Sheffield Children's Hospital, Sheffield, UK.
Br J Haematol. 2014 Aug;166(3):421-4. doi: 10.1111/bjh.12882. Epub 2014 Apr 8.
We investigated the outcome for children and young people with Early T-precursor acute lymphoblastic leukaemia (ETP-ALL), a recently described poor prognosis sub-group of T-ALL, treated on a contemporary protocol, UKALL 2003. After a median follow-up of 4 years and 10 months, the ETP sub-group, representing 16% of T-ALL patients, had non-significantly inferior 5-year event-free survival (76·7% vs. 84·6%, P = 0·2) and overall survival (82·4% vs. 90·9%, P = 0·1), and a higher relapse rate (18·6% vs. 9·6%, P = 0·1) compared to typical T-ALL. ETP-ALL has an intermediate risk outcome, which does not warrant experimental treatment or first remission allogeneic transplant for the group universally.

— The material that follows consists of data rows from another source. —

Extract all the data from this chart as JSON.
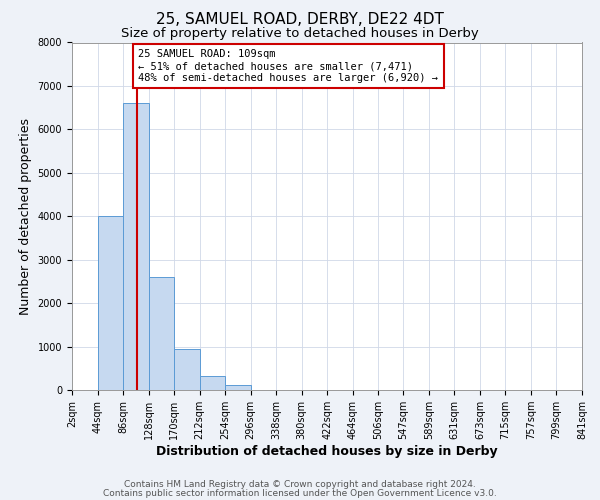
{
  "title": "25, SAMUEL ROAD, DERBY, DE22 4DT",
  "subtitle": "Size of property relative to detached houses in Derby",
  "xlabel": "Distribution of detached houses by size in Derby",
  "ylabel": "Number of detached properties",
  "bin_edges": [
    2,
    44,
    86,
    128,
    170,
    212,
    254,
    296,
    338,
    380,
    422,
    464,
    506,
    547,
    589,
    631,
    673,
    715,
    757,
    799,
    841
  ],
  "bar_heights": [
    0,
    4000,
    6600,
    2600,
    950,
    330,
    110,
    0,
    0,
    0,
    0,
    0,
    0,
    0,
    0,
    0,
    0,
    0,
    0,
    0
  ],
  "bar_color": "#c6d9f0",
  "bar_edge_color": "#5b9bd5",
  "property_size": 109,
  "vline_color": "#cc0000",
  "annotation_text": "25 SAMUEL ROAD: 109sqm\n← 51% of detached houses are smaller (7,471)\n48% of semi-detached houses are larger (6,920) →",
  "annotation_box_color": "#ffffff",
  "annotation_box_edge": "#cc0000",
  "ylim": [
    0,
    8000
  ],
  "yticks": [
    0,
    1000,
    2000,
    3000,
    4000,
    5000,
    6000,
    7000,
    8000
  ],
  "tick_labels": [
    "2sqm",
    "44sqm",
    "86sqm",
    "128sqm",
    "170sqm",
    "212sqm",
    "254sqm",
    "296sqm",
    "338sqm",
    "380sqm",
    "422sqm",
    "464sqm",
    "506sqm",
    "547sqm",
    "589sqm",
    "631sqm",
    "673sqm",
    "715sqm",
    "757sqm",
    "799sqm",
    "841sqm"
  ],
  "footer_line1": "Contains HM Land Registry data © Crown copyright and database right 2024.",
  "footer_line2": "Contains public sector information licensed under the Open Government Licence v3.0.",
  "bg_color": "#eef2f8",
  "plot_bg_color": "#ffffff",
  "grid_color": "#d0d8e8",
  "title_fontsize": 11,
  "subtitle_fontsize": 9.5,
  "axis_label_fontsize": 9,
  "tick_fontsize": 7,
  "footer_fontsize": 6.5,
  "annotation_fontsize": 7.5
}
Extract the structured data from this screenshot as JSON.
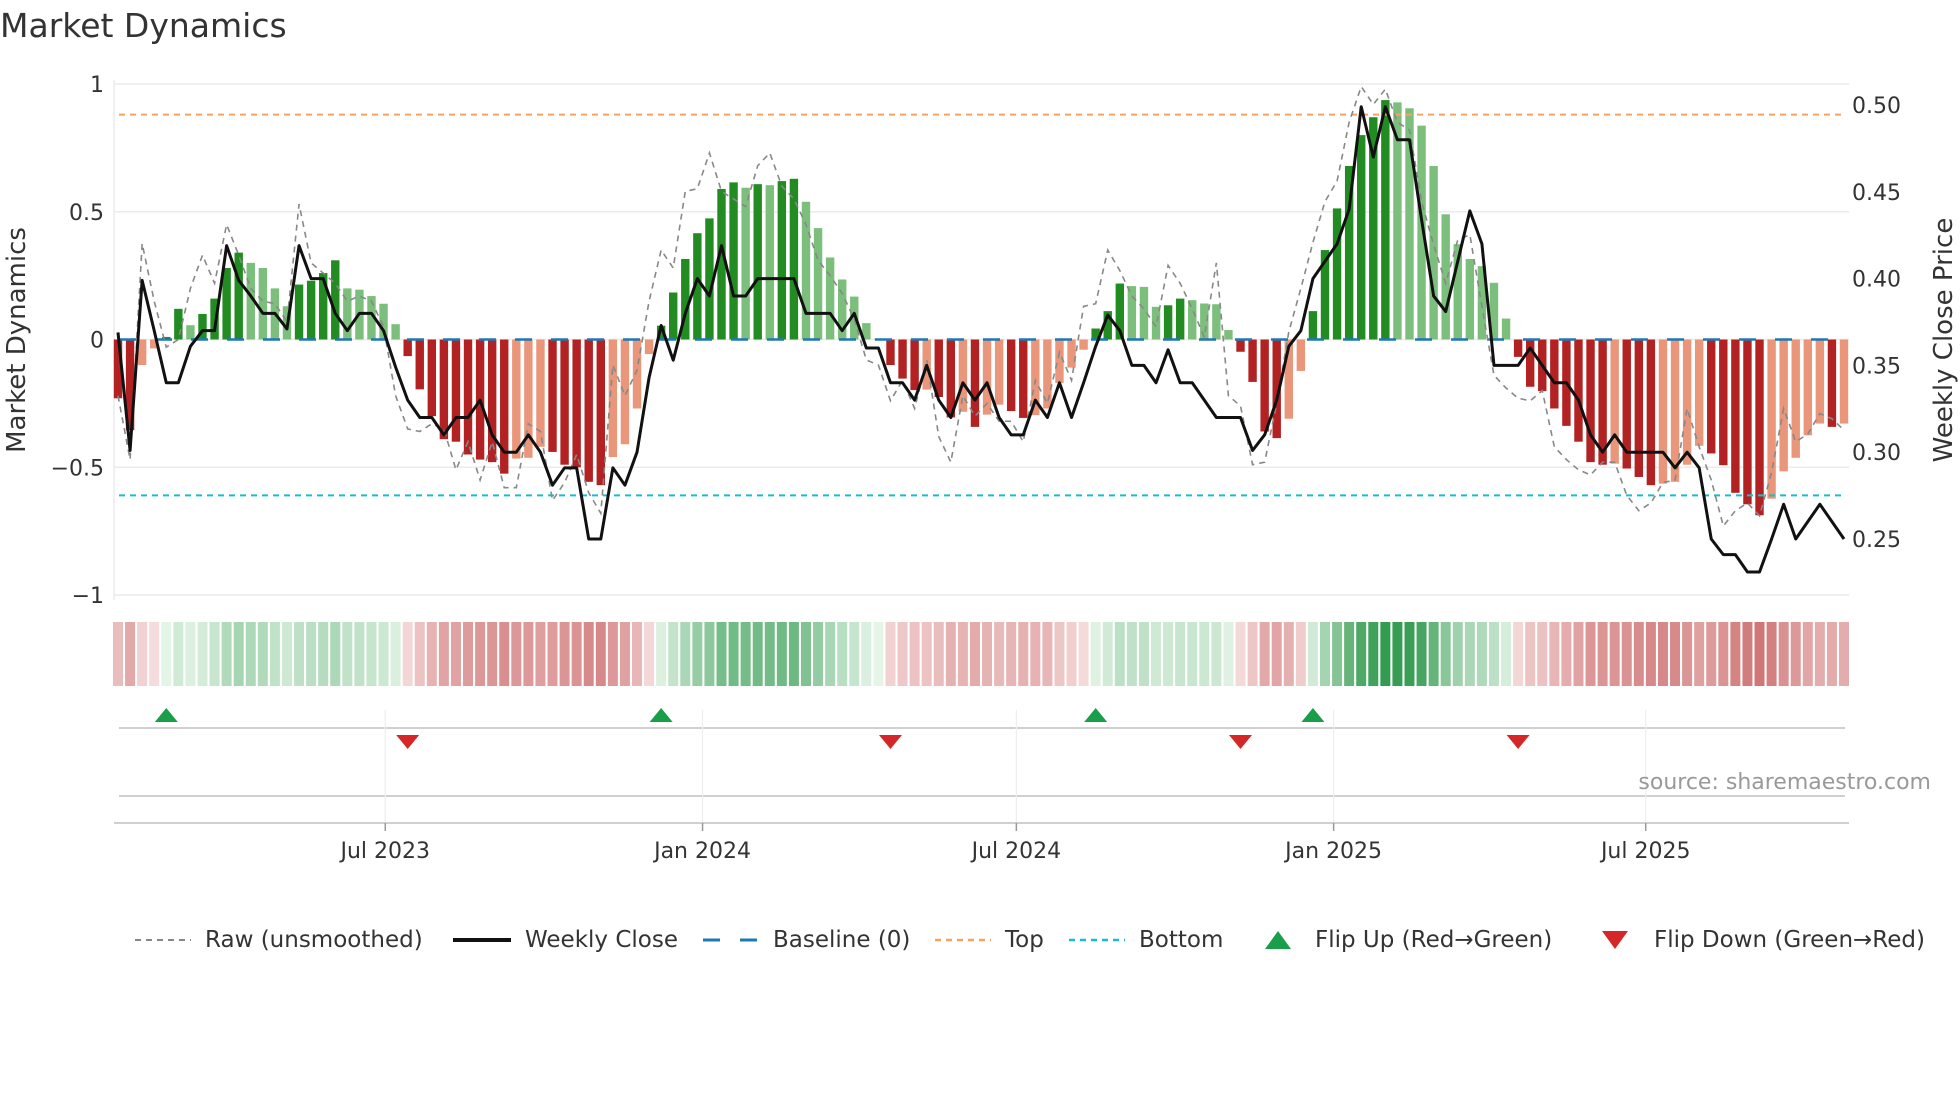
{
  "title": "Market Dynamics",
  "source": "source: sharemaestro.com",
  "colors": {
    "green_strong": "#228b22",
    "green_weak": "#7cbf7c",
    "red_strong": "#b22222",
    "red_weak": "#e9967a",
    "baseline": "#1f77b4",
    "top": "#f4a460",
    "bottom": "#17becf",
    "raw": "#888888",
    "close": "#111111",
    "flip_up": "#1a9e4a",
    "flip_down": "#d62728"
  },
  "chart_data": {
    "type": "bar",
    "title": "Market Dynamics",
    "ylabel": "Market Dynamics",
    "y2label": "Weekly Close Price",
    "ylim": [
      -1,
      1
    ],
    "y2lim": [
      0.22,
      0.52
    ],
    "yticks": [
      {
        "v": 1,
        "label": "1"
      },
      {
        "v": 0.5,
        "label": "0.5"
      },
      {
        "v": 0,
        "label": "0"
      },
      {
        "v": -0.5,
        "label": "−0.5"
      },
      {
        "v": -1,
        "label": "−1"
      }
    ],
    "y2ticks": [
      {
        "v": 0.5,
        "label": "0.50"
      },
      {
        "v": 0.45,
        "label": "0.45"
      },
      {
        "v": 0.4,
        "label": "0.40"
      },
      {
        "v": 0.35,
        "label": "0.35"
      },
      {
        "v": 0.3,
        "label": "0.30"
      },
      {
        "v": 0.25,
        "label": "0.25"
      }
    ],
    "xticks": [
      {
        "date": "2023-07-01",
        "label": "Jul 2023"
      },
      {
        "date": "2024-01-01",
        "label": "Jan 2024"
      },
      {
        "date": "2024-07-01",
        "label": "Jul 2024"
      },
      {
        "date": "2025-01-01",
        "label": "Jan 2025"
      },
      {
        "date": "2025-07-01",
        "label": "Jul 2025"
      }
    ],
    "start_date": "2023-01-27",
    "interval_days": 7,
    "top_level": 0.88,
    "bottom_level": -0.61,
    "baseline": 0,
    "dynamics": [
      -0.23,
      -0.355,
      -0.1,
      -0.035,
      0.01,
      0.12,
      0.056,
      0.1,
      0.16,
      0.28,
      0.34,
      0.3,
      0.28,
      0.2,
      0.13,
      0.215,
      0.23,
      0.26,
      0.31,
      0.2,
      0.195,
      0.17,
      0.14,
      0.06,
      -0.065,
      -0.195,
      -0.3,
      -0.39,
      -0.4,
      -0.45,
      -0.47,
      -0.48,
      -0.525,
      -0.466,
      -0.463,
      -0.42,
      -0.44,
      -0.49,
      -0.5,
      -0.557,
      -0.57,
      -0.46,
      -0.41,
      -0.27,
      -0.057,
      0.054,
      0.184,
      0.315,
      0.416,
      0.474,
      0.589,
      0.615,
      0.594,
      0.608,
      0.604,
      0.62,
      0.629,
      0.539,
      0.436,
      0.321,
      0.235,
      0.168,
      0.064,
      0.004,
      -0.1,
      -0.153,
      -0.198,
      -0.196,
      -0.225,
      -0.305,
      -0.283,
      -0.342,
      -0.294,
      -0.255,
      -0.28,
      -0.307,
      -0.296,
      -0.27,
      -0.17,
      -0.11,
      -0.04,
      0.043,
      0.111,
      0.219,
      0.209,
      0.206,
      0.128,
      0.134,
      0.16,
      0.154,
      0.141,
      0.138,
      0.037,
      -0.048,
      -0.166,
      -0.36,
      -0.386,
      -0.31,
      -0.123,
      0.111,
      0.35,
      0.513,
      0.679,
      0.8,
      0.87,
      0.937,
      0.928,
      0.905,
      0.837,
      0.679,
      0.49,
      0.373,
      0.315,
      0.287,
      0.222,
      0.082,
      -0.068,
      -0.185,
      -0.202,
      -0.27,
      -0.338,
      -0.4,
      -0.48,
      -0.49,
      -0.486,
      -0.505,
      -0.538,
      -0.57,
      -0.564,
      -0.557,
      -0.49,
      -0.416,
      -0.446,
      -0.492,
      -0.6,
      -0.645,
      -0.688,
      -0.623,
      -0.516,
      -0.463,
      -0.375,
      -0.329,
      -0.342,
      -0.329
    ],
    "raw": [
      -0.22,
      -0.47,
      0.376,
      0.15,
      -0.03,
      0.0,
      0.2,
      0.33,
      0.22,
      0.45,
      0.33,
      0.2,
      0.15,
      0.14,
      0.07,
      0.53,
      0.3,
      0.26,
      0.22,
      0.15,
      0.17,
      0.15,
      0.05,
      -0.22,
      -0.35,
      -0.36,
      -0.33,
      -0.35,
      -0.51,
      -0.4,
      -0.55,
      -0.4,
      -0.58,
      -0.58,
      -0.33,
      -0.36,
      -0.63,
      -0.56,
      -0.45,
      -0.6,
      -0.68,
      -0.1,
      -0.22,
      -0.12,
      0.15,
      0.35,
      0.28,
      0.58,
      0.59,
      0.73,
      0.58,
      0.55,
      0.52,
      0.68,
      0.73,
      0.6,
      0.55,
      0.45,
      0.31,
      0.25,
      0.18,
      0.08,
      -0.08,
      -0.1,
      -0.24,
      -0.16,
      -0.27,
      -0.08,
      -0.38,
      -0.48,
      -0.22,
      -0.3,
      -0.25,
      -0.32,
      -0.32,
      -0.4,
      -0.16,
      -0.25,
      -0.05,
      -0.16,
      0.13,
      0.14,
      0.35,
      0.27,
      0.17,
      0.12,
      0.05,
      0.29,
      0.22,
      0.12,
      0.01,
      0.3,
      -0.22,
      -0.26,
      -0.49,
      -0.48,
      -0.25,
      0.03,
      0.2,
      0.38,
      0.54,
      0.62,
      0.85,
      0.99,
      0.92,
      0.98,
      0.85,
      0.82,
      0.54,
      0.37,
      0.22,
      0.39,
      0.41,
      0.13,
      -0.14,
      -0.19,
      -0.23,
      -0.24,
      -0.2,
      -0.42,
      -0.47,
      -0.51,
      -0.53,
      -0.48,
      -0.48,
      -0.61,
      -0.67,
      -0.64,
      -0.56,
      -0.55,
      -0.27,
      -0.42,
      -0.55,
      -0.73,
      -0.67,
      -0.64,
      -0.69,
      -0.52,
      -0.27,
      -0.4,
      -0.37,
      -0.29,
      -0.31,
      -0.355
    ],
    "close": [
      0.369,
      0.301,
      0.399,
      0.37,
      0.34,
      0.34,
      0.361,
      0.37,
      0.37,
      0.419,
      0.399,
      0.39,
      0.38,
      0.38,
      0.371,
      0.419,
      0.4,
      0.4,
      0.38,
      0.37,
      0.38,
      0.38,
      0.37,
      0.349,
      0.33,
      0.32,
      0.32,
      0.31,
      0.32,
      0.32,
      0.33,
      0.31,
      0.3,
      0.3,
      0.31,
      0.3,
      0.281,
      0.291,
      0.291,
      0.25,
      0.25,
      0.291,
      0.281,
      0.3,
      0.343,
      0.373,
      0.353,
      0.38,
      0.4,
      0.39,
      0.419,
      0.39,
      0.39,
      0.4,
      0.4,
      0.4,
      0.4,
      0.38,
      0.38,
      0.38,
      0.37,
      0.38,
      0.36,
      0.36,
      0.34,
      0.34,
      0.33,
      0.35,
      0.33,
      0.32,
      0.34,
      0.33,
      0.34,
      0.32,
      0.31,
      0.31,
      0.33,
      0.32,
      0.34,
      0.32,
      0.34,
      0.361,
      0.379,
      0.37,
      0.35,
      0.35,
      0.34,
      0.359,
      0.34,
      0.34,
      0.33,
      0.32,
      0.32,
      0.32,
      0.301,
      0.31,
      0.33,
      0.361,
      0.37,
      0.4,
      0.41,
      0.42,
      0.44,
      0.499,
      0.47,
      0.499,
      0.48,
      0.48,
      0.434,
      0.39,
      0.381,
      0.41,
      0.439,
      0.42,
      0.35,
      0.35,
      0.35,
      0.36,
      0.35,
      0.34,
      0.34,
      0.33,
      0.31,
      0.3,
      0.31,
      0.3,
      0.3,
      0.3,
      0.3,
      0.291,
      0.3,
      0.291,
      0.25,
      0.241,
      0.241,
      0.231,
      0.231,
      0.25,
      0.27,
      0.25,
      0.26,
      0.27,
      0.26,
      0.25
    ],
    "flip_up_weeks": [
      5,
      46,
      82,
      100
    ],
    "flip_down_weeks": [
      25,
      65,
      94,
      117
    ],
    "legend": [
      {
        "key": "raw",
        "label": "Raw (unsmoothed)"
      },
      {
        "key": "close",
        "label": "Weekly Close"
      },
      {
        "key": "baseline",
        "label": "Baseline (0)"
      },
      {
        "key": "top",
        "label": "Top"
      },
      {
        "key": "bottom",
        "label": "Bottom"
      },
      {
        "key": "flip_up",
        "label": "Flip Up (Red→Green)"
      },
      {
        "key": "flip_down",
        "label": "Flip Down (Green→Red)"
      }
    ],
    "legend_position": "bottom"
  }
}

我们研究了接受当代方案 UKALL 2003 治疗的早前期 T 细胞前体急性淋巴细胞白血病(ETP-ALL)患儿和青少年的结局,ETP-ALL 是 T 细胞 ALL 中近期描述的预后不良亚组。中位随访 4 年 10 个月后,占 T-ALL 患者 16%的 ETP 亚组的 5 年无事件生存率(76.7% vs. 84.6%,P=0.2)和总生存率(82.4% vs. 90.9%,P=0.1)非显著降低,与典型 T-ALL 相比,复发率更高(18.6% vs. 9.6%,P=0.1)。ETP-ALL 的预后为中等风险,这并不意味着该组普遍需要进行实验性治疗或首次缓解时进行异基因移植。